Quick GOP Primary Reminder: February is Going to Be Horrible

NAPLES, FL - JANUARY 24: Republican presidential candidate and former Speaker of the House Newt Gingrich shows off the key to the city after it was presented to him during a campaign event on January 24, 2012 in Naples, Florida. Newt Gingrich campaigns for votes in Florida before the January 31st primary. (Photo by Joe Raedle/Getty Images)
Photo by Joe Raedle/Getty Images

If no Republican candidate drops out after Florida, what happens? I’m glad you asked, because the answer is excruciating.

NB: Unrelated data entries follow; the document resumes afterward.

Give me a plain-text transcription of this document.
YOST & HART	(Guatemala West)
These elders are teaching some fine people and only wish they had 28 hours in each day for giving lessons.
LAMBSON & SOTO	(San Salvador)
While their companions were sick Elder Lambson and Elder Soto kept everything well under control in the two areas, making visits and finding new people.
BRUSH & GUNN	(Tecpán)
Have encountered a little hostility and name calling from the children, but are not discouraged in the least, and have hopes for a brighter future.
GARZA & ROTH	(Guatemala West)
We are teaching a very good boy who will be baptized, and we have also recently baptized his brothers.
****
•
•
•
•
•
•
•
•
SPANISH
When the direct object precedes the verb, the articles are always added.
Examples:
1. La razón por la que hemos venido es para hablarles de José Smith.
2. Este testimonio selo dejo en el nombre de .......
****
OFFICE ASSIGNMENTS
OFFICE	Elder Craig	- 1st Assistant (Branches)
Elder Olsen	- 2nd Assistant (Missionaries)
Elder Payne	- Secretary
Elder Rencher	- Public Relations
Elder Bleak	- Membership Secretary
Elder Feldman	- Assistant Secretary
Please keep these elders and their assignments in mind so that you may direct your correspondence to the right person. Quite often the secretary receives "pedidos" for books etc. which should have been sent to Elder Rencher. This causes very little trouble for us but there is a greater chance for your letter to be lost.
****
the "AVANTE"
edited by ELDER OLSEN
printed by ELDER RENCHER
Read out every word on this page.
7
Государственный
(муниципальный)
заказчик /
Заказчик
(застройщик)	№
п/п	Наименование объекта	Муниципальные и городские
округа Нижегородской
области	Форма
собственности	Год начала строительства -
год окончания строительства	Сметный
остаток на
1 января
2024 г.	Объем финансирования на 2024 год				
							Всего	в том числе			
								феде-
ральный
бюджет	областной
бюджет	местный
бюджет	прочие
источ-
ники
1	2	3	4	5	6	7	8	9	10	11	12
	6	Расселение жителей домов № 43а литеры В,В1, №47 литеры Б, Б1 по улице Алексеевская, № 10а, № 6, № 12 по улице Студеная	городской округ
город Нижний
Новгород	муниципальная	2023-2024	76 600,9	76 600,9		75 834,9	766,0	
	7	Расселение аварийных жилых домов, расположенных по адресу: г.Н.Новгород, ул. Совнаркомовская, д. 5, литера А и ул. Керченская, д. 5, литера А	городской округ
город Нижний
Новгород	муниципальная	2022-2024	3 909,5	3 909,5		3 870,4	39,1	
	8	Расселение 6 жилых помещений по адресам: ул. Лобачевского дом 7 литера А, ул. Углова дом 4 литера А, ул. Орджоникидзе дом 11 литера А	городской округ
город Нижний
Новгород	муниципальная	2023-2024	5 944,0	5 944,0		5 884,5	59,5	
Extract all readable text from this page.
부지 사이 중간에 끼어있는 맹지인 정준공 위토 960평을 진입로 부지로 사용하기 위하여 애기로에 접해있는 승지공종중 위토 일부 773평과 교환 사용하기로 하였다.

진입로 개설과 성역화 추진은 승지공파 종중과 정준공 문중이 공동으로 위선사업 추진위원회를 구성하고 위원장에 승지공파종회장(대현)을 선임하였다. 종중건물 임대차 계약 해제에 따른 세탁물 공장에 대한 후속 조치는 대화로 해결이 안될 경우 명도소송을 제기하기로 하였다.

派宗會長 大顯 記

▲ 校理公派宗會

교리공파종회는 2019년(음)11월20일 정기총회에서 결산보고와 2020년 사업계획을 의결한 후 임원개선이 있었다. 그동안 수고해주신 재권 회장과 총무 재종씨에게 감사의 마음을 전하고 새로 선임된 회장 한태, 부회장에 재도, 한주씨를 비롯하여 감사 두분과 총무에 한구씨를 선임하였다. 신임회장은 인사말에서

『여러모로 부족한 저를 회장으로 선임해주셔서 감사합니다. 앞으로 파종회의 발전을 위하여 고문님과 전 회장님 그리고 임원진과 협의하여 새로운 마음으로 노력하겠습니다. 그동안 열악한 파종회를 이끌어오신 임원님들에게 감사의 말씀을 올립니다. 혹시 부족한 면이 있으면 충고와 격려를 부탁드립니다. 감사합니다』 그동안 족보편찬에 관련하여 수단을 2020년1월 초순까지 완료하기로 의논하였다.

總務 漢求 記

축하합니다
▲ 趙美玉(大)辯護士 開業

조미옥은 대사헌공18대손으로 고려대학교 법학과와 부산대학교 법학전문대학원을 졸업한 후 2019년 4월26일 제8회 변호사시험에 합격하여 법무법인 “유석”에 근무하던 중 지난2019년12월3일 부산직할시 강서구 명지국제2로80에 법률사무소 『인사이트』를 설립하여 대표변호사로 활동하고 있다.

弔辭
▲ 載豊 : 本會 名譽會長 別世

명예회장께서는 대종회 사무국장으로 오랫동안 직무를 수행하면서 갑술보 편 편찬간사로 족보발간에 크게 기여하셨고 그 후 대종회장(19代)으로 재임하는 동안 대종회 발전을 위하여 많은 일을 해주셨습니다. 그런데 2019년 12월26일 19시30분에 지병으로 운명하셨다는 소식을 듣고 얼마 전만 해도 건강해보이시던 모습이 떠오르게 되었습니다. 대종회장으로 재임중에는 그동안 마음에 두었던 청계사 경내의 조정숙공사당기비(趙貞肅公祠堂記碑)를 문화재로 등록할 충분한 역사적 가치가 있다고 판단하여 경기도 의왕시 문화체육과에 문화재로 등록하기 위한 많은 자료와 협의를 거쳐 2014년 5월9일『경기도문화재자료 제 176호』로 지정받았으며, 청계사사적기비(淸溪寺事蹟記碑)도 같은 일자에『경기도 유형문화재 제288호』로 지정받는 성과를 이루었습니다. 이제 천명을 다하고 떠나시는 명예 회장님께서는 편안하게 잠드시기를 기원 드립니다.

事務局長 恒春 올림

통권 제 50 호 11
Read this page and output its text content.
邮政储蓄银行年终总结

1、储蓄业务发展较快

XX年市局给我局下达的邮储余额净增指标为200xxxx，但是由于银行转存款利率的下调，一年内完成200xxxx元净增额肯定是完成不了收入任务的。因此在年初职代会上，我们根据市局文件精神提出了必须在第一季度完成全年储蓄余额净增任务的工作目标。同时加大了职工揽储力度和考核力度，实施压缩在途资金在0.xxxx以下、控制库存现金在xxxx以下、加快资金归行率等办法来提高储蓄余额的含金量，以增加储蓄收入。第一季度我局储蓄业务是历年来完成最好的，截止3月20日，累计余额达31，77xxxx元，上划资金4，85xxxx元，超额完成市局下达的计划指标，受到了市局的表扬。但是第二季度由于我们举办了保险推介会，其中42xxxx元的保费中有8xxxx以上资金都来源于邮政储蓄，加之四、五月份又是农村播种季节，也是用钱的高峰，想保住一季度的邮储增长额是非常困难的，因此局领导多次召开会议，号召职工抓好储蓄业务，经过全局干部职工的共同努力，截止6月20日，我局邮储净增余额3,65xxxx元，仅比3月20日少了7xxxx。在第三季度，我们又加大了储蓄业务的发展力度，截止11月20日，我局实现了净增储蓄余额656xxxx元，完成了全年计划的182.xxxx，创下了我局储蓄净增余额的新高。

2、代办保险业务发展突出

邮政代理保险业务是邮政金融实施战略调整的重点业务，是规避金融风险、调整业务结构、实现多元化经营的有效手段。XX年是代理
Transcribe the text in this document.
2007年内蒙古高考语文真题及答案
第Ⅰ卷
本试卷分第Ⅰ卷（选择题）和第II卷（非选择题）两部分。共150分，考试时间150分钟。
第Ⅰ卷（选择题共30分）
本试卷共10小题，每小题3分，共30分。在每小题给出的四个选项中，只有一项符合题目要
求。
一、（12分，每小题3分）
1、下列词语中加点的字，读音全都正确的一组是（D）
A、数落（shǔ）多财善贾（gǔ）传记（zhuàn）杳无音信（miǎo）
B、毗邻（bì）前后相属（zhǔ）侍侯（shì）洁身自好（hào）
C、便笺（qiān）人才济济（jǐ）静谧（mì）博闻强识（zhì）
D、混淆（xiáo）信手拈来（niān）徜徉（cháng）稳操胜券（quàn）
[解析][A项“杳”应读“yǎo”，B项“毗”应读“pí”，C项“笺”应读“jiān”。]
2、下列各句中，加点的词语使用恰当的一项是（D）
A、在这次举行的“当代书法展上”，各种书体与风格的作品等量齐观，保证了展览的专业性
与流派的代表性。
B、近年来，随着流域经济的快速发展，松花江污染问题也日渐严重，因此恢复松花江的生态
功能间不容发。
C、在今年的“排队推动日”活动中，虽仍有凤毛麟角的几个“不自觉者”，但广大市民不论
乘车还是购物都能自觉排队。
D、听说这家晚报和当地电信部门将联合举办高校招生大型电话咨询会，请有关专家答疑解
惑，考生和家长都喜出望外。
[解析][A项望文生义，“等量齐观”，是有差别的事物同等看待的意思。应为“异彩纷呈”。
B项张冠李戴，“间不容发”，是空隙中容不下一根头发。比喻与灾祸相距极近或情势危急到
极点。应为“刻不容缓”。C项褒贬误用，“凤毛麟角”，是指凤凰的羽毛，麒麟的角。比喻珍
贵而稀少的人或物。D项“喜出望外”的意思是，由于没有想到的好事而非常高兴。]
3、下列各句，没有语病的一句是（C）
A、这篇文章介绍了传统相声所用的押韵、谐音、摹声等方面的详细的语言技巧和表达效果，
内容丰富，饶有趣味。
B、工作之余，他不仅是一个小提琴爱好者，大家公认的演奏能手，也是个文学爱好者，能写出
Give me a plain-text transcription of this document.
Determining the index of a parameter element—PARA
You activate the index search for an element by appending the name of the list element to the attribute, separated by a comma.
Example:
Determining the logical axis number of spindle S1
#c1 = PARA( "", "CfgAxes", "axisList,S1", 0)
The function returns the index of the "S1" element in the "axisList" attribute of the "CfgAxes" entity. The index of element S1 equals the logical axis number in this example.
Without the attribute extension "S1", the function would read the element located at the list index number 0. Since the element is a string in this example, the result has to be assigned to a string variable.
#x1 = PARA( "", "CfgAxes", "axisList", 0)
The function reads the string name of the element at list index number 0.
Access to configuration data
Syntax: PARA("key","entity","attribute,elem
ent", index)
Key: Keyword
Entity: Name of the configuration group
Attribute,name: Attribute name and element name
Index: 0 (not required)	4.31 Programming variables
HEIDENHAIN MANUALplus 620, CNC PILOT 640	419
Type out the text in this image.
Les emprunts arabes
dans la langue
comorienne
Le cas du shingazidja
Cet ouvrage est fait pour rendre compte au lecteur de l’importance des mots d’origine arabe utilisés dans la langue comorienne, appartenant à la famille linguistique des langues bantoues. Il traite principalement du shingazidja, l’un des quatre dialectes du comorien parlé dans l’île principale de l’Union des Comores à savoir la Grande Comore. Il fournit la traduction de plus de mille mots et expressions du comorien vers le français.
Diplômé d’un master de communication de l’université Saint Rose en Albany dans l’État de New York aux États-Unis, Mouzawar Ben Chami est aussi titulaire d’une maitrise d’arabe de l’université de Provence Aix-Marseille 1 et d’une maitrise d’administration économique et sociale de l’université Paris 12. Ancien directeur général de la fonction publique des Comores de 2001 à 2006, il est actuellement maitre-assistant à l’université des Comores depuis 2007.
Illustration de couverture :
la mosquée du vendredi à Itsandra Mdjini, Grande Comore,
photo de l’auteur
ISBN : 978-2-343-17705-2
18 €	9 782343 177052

On February 4, Republicans will caucus and choose 28 delegates in Nevada. Four years ago, Romney had the caucuses pretty much to himself and to Ron Paul. This year, he’ll have to face a much stronger Paul, a Santorum who’s grasping for delegates wherever he can, and a Gingrich who has Sheldon Adelson stuffing $10,000 bills in his pocket.

After that… not much, actually. In the early weeks of February, Republicans in Maine, Minnesota, and Colorado will meet at precinct caucuses. The results are not binding – like Iowa, they’ll be stories of so-and-so’s momentum, what’s-his-name’s total collapse. No more delegates are actually chosen until February 25, when Republicans in the Northern Marianas Islands convene and choose 6 of 9 delegates. Yes, that’s right. The Northern Marianas Islands has three-fifths as many delegates as New Hampshire.

We leave the Pacific and come – finally! – to the February 28 primaries in Arizona and Michigan. Total number of delegates at stake: A pathetic 59. Arizona’s 29 delegates will go to whoever gets the most votes there, no proportional representation. That rule screwed things up for Romney in 2008, when he lost to John McCain by only 12 points, but won zero delegates. Michigan divvies up its delegates proportionately, and by district. If Newt wins by one point in Arizona, he nets 29 delegates; if Mitt wins by one in Michigan, he might net four or five. After two months of primaries, Republicans will have assigned 7.9 percent of their delegates, with no candidate having more than 150 or so of the 1,144 they need.

When do we actually start assigning delegates? March 6, Super Tuesday, when Alaska, Georgia, Idaho, Massachusetts, North Dakota, Ohio, Oklahoma, Tennessee, Vermont, and Virginia vote, and assign 374 of the suckers. That’s how long this can last, at the very least.

Side note: You know what would have been useful for Romney? An early Utah primary, a winner-take-all state that he crushed in 2008. That year, Utah voted in February. This year? It’s the very last primary, June 26. Call it “Huntsman’s revenge.”